Cordis Endovascular is one of the newest players in the carotid stenting derby. It recently received approval to market its Precise RX [rapid exchange] Nitinol Self-Expanding Stent and Angioguard RX Emboli Capture Guidewire System to treat clogged neck arteries, and it is hoping that the rapid exchange feature of the stent will give it an edge.

It says RX versions of the CAS devices are quickly becoming an important niche in this market, saving physicians time during procures and requiring only one operator.

Dennis Donohoe, MD, VP of worldwide clinical and medical affairs for Cordis, told Cardiovascular Device Update that the Precise RX Nitinol Self-Expanding Stent and Angioguard RX Emboli Capture Guidewire System are different from Cordis’ over-the-wire carotid system approved last year. The RX, or rapid exchange version, only requires one physician operator because it is a shorter wire and the procedure time is also shorter, he said.

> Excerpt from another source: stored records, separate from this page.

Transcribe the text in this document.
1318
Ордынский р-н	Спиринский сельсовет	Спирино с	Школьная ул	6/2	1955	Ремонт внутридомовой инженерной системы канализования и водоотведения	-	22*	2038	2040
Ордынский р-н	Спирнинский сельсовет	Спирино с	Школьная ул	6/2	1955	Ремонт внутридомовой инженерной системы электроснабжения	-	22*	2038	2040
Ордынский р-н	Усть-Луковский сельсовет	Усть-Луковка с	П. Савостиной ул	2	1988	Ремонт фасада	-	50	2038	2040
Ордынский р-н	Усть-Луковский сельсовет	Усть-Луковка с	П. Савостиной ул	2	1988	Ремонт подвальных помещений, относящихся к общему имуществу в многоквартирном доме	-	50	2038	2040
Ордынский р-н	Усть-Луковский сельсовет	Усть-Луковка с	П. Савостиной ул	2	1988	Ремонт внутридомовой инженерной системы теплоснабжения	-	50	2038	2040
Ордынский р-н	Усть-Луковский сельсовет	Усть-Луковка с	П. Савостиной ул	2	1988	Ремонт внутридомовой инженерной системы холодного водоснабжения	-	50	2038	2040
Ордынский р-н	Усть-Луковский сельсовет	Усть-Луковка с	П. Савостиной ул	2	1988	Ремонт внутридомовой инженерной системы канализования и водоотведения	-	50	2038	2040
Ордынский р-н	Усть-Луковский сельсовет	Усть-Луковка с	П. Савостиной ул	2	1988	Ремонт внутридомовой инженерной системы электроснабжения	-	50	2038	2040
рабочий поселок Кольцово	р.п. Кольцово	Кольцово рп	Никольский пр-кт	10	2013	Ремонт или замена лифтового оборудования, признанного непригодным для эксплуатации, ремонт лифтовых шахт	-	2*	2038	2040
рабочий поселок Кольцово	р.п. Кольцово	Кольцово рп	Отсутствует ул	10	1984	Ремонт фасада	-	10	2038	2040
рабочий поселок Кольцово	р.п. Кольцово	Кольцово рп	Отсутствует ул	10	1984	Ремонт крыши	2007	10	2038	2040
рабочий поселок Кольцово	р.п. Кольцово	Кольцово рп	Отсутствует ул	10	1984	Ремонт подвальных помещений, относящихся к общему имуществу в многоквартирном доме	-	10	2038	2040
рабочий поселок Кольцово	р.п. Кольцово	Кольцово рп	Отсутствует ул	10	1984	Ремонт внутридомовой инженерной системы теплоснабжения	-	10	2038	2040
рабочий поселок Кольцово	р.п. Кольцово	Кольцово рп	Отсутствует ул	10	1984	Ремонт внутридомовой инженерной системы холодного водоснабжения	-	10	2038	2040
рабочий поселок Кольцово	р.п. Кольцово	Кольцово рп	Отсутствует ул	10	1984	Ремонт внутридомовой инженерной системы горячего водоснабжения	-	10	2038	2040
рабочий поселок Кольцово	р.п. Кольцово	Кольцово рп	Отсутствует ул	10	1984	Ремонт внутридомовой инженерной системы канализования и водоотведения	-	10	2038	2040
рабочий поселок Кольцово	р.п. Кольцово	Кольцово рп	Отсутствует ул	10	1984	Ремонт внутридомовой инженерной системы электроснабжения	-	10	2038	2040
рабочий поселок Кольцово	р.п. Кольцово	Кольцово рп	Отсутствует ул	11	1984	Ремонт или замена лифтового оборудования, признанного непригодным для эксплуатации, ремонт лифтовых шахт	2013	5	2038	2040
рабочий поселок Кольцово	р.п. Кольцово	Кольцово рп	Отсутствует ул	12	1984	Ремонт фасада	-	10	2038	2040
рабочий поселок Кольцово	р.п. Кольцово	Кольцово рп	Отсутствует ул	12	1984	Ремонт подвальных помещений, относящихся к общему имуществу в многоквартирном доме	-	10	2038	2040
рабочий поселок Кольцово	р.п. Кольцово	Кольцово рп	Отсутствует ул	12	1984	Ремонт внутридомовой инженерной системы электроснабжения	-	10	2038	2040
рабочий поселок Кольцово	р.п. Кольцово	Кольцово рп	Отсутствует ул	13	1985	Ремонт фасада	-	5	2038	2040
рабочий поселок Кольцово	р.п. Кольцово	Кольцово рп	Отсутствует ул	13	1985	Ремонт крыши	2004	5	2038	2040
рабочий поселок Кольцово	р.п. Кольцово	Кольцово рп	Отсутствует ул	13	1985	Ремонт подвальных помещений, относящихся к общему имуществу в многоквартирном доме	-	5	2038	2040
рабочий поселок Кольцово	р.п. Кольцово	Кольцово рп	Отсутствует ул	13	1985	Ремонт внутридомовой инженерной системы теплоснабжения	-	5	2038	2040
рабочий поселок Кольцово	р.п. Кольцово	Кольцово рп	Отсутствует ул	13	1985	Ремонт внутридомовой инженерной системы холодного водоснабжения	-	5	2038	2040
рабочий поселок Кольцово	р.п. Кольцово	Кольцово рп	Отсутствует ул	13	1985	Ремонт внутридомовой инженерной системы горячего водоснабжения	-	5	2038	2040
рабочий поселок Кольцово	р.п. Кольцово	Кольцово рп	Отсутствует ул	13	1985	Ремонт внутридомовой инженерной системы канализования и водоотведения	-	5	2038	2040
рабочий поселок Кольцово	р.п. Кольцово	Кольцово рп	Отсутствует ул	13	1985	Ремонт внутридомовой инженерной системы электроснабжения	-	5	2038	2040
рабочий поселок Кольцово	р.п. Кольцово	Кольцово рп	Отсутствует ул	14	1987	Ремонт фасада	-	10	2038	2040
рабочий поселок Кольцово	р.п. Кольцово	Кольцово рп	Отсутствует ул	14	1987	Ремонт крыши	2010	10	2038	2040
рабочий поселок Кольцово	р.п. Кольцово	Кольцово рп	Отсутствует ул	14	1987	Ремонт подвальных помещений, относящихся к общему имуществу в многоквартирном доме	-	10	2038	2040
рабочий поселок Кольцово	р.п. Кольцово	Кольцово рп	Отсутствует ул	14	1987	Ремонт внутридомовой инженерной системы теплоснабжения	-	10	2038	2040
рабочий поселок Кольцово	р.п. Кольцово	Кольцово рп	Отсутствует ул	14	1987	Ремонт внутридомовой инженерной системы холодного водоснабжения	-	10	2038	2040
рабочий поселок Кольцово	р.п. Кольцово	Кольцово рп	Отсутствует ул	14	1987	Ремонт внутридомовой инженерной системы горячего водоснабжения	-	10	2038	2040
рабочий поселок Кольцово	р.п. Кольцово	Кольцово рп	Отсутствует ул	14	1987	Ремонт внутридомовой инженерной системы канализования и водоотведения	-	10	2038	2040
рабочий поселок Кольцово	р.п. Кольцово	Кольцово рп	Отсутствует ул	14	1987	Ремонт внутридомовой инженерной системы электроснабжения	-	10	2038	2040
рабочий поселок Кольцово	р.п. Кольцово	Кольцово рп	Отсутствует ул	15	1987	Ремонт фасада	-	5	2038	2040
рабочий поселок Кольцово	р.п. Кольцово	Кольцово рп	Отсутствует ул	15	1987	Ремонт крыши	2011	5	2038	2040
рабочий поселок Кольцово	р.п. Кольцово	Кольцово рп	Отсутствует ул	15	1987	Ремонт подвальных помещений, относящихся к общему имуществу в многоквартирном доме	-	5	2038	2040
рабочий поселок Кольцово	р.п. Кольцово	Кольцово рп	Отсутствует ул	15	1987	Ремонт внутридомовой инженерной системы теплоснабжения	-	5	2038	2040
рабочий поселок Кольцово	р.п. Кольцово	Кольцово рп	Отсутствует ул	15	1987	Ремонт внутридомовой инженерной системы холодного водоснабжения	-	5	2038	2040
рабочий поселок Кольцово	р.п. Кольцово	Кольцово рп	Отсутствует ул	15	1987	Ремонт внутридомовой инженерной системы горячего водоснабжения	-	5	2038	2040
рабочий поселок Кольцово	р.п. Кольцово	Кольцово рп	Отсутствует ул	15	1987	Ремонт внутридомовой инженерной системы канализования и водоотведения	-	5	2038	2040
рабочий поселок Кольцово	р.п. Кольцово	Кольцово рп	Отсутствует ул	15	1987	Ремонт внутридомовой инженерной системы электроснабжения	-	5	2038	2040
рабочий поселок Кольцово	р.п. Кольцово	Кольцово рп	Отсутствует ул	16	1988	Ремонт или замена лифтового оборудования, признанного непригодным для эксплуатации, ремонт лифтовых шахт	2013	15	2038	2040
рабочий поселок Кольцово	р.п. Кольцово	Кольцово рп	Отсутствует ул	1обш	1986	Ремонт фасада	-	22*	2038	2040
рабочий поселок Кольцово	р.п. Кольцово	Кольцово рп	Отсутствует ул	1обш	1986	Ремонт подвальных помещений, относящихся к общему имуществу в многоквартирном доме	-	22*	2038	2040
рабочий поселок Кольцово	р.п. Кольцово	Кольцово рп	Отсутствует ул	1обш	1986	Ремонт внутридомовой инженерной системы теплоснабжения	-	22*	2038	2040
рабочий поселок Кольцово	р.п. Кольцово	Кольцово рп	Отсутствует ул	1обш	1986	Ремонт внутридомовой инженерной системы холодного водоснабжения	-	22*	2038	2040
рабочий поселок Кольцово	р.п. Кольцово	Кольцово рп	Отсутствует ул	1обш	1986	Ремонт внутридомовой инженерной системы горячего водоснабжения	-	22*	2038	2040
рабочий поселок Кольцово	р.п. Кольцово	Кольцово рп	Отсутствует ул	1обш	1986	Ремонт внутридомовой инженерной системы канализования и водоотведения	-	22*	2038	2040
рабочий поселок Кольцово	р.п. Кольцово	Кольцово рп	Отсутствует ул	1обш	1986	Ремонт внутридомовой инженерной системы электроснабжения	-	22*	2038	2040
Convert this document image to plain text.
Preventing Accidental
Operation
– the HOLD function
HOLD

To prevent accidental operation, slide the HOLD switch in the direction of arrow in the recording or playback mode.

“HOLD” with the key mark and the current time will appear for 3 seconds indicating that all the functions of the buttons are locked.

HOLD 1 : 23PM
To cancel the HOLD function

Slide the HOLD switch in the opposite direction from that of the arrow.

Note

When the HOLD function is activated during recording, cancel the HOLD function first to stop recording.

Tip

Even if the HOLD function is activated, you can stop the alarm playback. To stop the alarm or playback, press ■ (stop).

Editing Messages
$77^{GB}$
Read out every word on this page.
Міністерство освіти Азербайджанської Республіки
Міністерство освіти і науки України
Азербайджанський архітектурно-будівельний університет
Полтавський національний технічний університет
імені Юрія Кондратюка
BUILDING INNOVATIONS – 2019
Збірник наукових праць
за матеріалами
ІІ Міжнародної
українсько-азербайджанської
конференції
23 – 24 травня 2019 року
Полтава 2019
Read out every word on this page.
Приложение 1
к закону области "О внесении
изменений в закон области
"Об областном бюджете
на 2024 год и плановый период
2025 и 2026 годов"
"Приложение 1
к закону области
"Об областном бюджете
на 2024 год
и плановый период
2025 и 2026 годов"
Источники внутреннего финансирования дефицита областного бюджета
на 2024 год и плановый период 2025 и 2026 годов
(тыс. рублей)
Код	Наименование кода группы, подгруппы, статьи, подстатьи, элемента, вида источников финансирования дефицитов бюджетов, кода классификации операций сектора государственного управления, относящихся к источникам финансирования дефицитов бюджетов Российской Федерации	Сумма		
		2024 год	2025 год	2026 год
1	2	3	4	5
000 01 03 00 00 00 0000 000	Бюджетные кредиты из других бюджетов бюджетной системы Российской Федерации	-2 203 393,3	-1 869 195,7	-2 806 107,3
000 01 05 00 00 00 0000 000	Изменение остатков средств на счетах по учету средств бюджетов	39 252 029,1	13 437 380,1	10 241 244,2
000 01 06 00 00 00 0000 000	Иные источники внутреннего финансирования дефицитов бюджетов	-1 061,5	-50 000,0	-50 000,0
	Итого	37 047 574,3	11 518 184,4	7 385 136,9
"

“Most physicians prefer the RX version because of the shorter length wire and because it does not require another physician,” Donohoe said. Once inside the patient, the device works the same as the company’s over-the-wire version and offers the same clinical results, he said.

The Precise RX Nitinol Self-Expanding Stent and Angioguard RX Emboli Capture Guidewire System are approved to treat carotid artery disease in patients at high risk for adverse events from carotid endarterectomy (CEA).

Other companies who have RX versions of carotid artery stents approved in the U.S. include ev3, Abbott and Boston Scientific. ev3 received FDA approval of its Prot g RX carotid stent in January.

Cordis is further bringing more data to this marketing dance, promoting the newly-approved system as the only one backed by a large, randomized clinical trial — the SAPPHIRE study — to support the potential benefits of CAS in patients who are ineligible, or considered high-risk, for carotid endarterectomy.

“No other carotid artery stent and embolic protection system has been studied as extensively in as wide a range of high-risk patients as the Precise RX Nitinol Self-Expanding Stent and Angioguard RX Emboli Capture Guidewire System and we intend to continue building upon this important body of clinical evidence,” Donohoe added.

Anil Chhabra, MD, of Willis Knighton Medical Center (Shreveport, Louisiana), performed the first carotid case with the Precise RX Nitinol Self-Expanding Stent and Angioguard RX Emboli Capture Guidewire System in the U.S.

Cordis Endovascular also reported the initiation of Sapphire Worldwide, a 10,000 patient global registry to assess the 30-day rate of major adverse events (death, stroke or myocardial infarction) following the placement of a stent in high surgical risk patients with carotid artery disease.

The stent procedure includes use of an emboli distal protection system — designed to contain and remove plaque or debris from the artery during the procedure. The registry will include up to 275 centers with low, medium and high annual carotid stent implant volumes, from both academic and private hospitals.